Un gatto, o un cane, non può certo compensare o sostituire la perdita di un padre, ma può aiutare a riprendere la voglia di sorridere e di andare avanti. Kyoko ha avuto un notevole effetto benefico su tutti noi per quasi 16 anni ed è, pur con le dovute proporzioni, diventata un membro effettivo della nostra famiglia, è stato un dono di Dio in un momento terribile e la sua perdita, nel gennaio 2008, è stata molto dolorosa, tanto ci aveva “viziato” con la sua presenza, le sue fusa, le sue abitudini, le sue coccole (quando, quanto e come decideva lei, da brava forastica indipendente!). Tanto è stato il dolore che l’idea di prendere un altro gatto era ben lontana dalle nostre menti.
Tuttavia ho capito che è vero quando si afferma non si può mai dire mai perché la vita riserva sempre delle sorprese, anche molto liete, infatti nel dicembre 2009 io iniziai a peggiorare ed a trascorrere sempre più lunghi periodi a casa (in malattia o aspettativa), impossibilitata ad uscire e spesso a fare letto – poltrona, contemporaneamente, con la scusa di un soggiorno temporaneo in attesa di trasferimento in altra casa, mio fratello Andrea tornò dalla vacanza in Toscana dagli amici con una gattina nera di pochi mesi, Cleopatra (poi per noi solo Cleo) di cui razza e aspetto erano identici a Kyoko, ma indole e carattere completamente diversi, inutile dire che, dopo un iniziale diniego, Cleo non solo è arrivata e si è fermata stabilmente a casa nostra, ma ha anche conquistato tutti.
Per me, nella malattia e nell’essere costretta a casa per mesi, Cleo è stata un dono del cielo, la sua presenza e le sue peculiarità ne hanno fatto la mia miglior terapia, uno stimolo continuo, un sollievo immediato contro tristezza e solitudine ed un impegno ad alzarmi anche se stanca o piena di dolori, quindi non mi permette di cedere e, se mi vede piangere, comincia a fare le facce buffe, sgranando gli occhi e mettendosi con il muso all’insù.

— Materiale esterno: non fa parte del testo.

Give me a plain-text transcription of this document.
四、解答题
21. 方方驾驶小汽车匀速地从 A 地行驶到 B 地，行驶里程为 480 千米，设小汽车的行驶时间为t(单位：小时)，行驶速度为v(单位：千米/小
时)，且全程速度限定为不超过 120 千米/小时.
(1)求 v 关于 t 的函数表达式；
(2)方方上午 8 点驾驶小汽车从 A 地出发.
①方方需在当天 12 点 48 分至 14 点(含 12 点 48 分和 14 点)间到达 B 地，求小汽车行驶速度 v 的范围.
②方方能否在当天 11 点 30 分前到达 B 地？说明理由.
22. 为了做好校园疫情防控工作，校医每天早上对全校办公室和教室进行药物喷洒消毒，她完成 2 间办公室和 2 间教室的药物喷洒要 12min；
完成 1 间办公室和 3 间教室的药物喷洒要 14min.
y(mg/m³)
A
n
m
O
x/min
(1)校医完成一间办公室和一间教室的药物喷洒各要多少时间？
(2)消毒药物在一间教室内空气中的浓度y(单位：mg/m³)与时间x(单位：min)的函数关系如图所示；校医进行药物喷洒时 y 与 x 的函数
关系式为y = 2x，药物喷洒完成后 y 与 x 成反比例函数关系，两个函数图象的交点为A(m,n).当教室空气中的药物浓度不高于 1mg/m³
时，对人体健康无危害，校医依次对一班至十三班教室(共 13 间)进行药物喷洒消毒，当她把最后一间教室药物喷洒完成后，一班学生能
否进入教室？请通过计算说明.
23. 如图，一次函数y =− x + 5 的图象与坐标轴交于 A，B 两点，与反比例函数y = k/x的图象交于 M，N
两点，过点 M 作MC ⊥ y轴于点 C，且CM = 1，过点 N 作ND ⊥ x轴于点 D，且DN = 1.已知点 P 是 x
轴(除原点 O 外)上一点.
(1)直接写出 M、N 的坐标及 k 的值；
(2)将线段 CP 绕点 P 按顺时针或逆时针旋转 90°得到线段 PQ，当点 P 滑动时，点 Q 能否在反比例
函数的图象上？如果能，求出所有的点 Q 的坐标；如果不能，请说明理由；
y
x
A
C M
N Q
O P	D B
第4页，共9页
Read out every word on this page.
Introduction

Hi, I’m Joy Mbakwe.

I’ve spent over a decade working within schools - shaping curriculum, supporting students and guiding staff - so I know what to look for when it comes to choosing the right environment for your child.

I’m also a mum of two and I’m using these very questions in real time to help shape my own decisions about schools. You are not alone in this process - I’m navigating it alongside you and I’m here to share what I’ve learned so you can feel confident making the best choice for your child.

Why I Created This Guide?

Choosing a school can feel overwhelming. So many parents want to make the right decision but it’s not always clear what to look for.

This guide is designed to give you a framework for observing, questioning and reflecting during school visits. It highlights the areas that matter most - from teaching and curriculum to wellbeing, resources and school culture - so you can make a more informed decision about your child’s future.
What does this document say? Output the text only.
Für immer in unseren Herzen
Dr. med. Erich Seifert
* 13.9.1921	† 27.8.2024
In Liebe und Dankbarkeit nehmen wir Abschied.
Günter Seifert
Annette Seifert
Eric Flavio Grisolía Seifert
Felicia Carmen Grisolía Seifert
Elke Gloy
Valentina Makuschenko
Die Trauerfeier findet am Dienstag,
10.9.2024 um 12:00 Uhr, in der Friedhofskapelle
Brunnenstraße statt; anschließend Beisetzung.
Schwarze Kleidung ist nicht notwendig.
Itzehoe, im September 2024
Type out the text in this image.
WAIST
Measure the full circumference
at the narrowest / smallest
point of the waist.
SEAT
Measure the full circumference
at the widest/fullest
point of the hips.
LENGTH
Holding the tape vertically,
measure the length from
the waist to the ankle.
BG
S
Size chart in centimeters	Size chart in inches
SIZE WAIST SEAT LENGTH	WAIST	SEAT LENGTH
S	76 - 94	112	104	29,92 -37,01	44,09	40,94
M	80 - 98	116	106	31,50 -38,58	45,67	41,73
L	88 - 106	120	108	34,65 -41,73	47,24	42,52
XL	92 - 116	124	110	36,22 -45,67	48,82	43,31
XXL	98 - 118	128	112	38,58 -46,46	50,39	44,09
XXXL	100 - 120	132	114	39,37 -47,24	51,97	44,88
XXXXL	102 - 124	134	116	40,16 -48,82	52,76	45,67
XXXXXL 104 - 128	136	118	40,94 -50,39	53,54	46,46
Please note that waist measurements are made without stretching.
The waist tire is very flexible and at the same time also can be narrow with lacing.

Cleo è stata salvata dalla strada in una notte di pioggia in Toscana, mentre stava per finire sotto una macchina, da un’amica di mio fratello e, come abbia fatto a vedere una gattina nera a buio è una piccola indicazione di miracolo, poi è stata tenuta a casa di lei per lo svezzamento,  trascorso con un allevamento domestico di cani di piccola taglia, particolare non indifferente perché la micina ha imparato l’imprinting dai cani, per cui il suo istinto è mordere, non graffiare, essere accompagnata a mangiare e prendere le coccole prima dei croccantini (l’ho disabituata pian piano dal fermarmi per tutta la durata del pasto, ma per tutta risposta fa pasti piccoli e frequenti, quindi su e giù per il corridoio, viceversa aspetta e non mangia e ti guarda come il cagnolino della pubblicità di cibo per cani Cesar), scodinzolare e fare la ruota per farsi grattare la pancia, giocare a rincorrere una pallina di carta che poi riporta in bocca, è affettuosa, dipendente e coccolona come i cagnolini, guaisce per chiamarmi ed attirare l’attenzione, annusa in continuazione e fa le feste appena vede mamma o qualcuno di noi, si lecca pochissimo, infatti la devo lavare a mano io una volta a settimana e dorme appiccicata a me sul mio letto, pur avendo in camera vari posti preferiti.
Senza Cleo, il dover trascorrere mesi interi a casa, senza riuscire a mettere il naso fuori, senza poter coltivare una vita sociale normale, uscendo solo per visite ed esami medici, sarebbe stata molto dura, da sbattere la testa al muro, invece il suo non piccolo contributo mi ha aiutato ed aiuta molto.